According to the Finnish government, the COVID-19 pandemic-related limitations will remain in place for another month. Despite the country’s COVID-19 incidence rate hitting 14,937, officials have decided to keep present limitations in place until June 5, according to a news release issued during yesterday’s cabinet meeting.
According to the regulations, a vaccination certificate or a recovery certificate must be submitted to verify the holder’s immunity to the virus for 180 days following the acquisition of the document. This law applies to all entrants over the age of 16 from countries outside the EU and the Schengen area.
A PCR test performed 72 hours before arrival is acceptable; but, if these records are not provided, the traveler should expect to be routed to a COVID-19 testing station at the border. Health authorities audit health establishments on a risk-based basis.
However, some tourists from outside the EU are excluded from these requirements, including Finnish nationals traveling from another country, Finnish citizens already living in the country, and people visiting for essential tourism, such as a family emergency or another personal cause. According to a news release, “green list states are those with sufficiently strong disease control to allow unrestricted movement within Europe.”
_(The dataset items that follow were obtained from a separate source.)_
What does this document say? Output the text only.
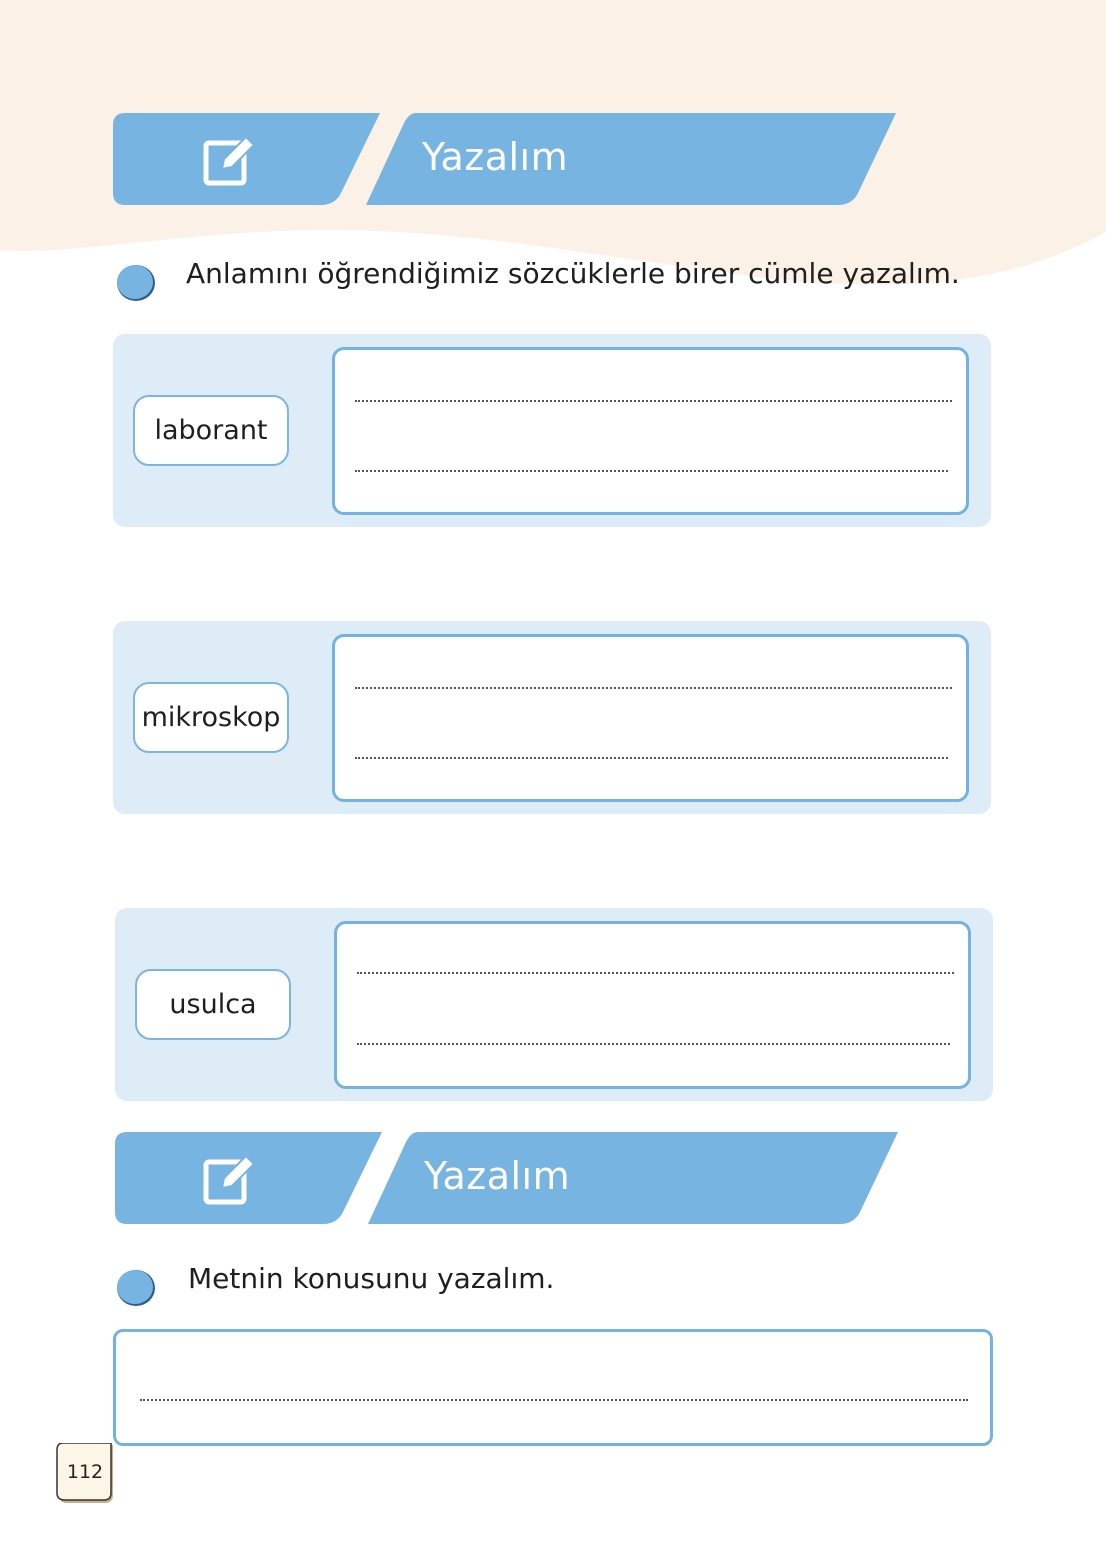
Yazalım
Anlamını öğrendiğimiz sözcüklerle birer cümle yazalım.
laborant
mikroskop
usulca
Yazalım
Metnin konusunu yazalım.
112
According to data from Europe’s center for disease prevention and control, an astonishing 78.3 percent of Finns have had their initial round of vaccines, with a further 52.9 percent receiving a booster dose (ECDC).
According to the WHO, a new fatality due to COVID-19 has been reported in Finland, bringing the total number of deaths from the virus’s spread to 4,150 since March of this year.
Despite the fact that the majority of EU Member States have already abolished all COVID-19 limitations, EU Member States routinely mention increasing present limits. Countries such as Spain, Portugal, and Italy currently require the submission of a legitimate proof of vaccination, recuperation, or testing. Countries such as Bulgaria, Czechia, Denmark, Greece, Hungary, and others, on the other hand, have completely eliminated their limitations.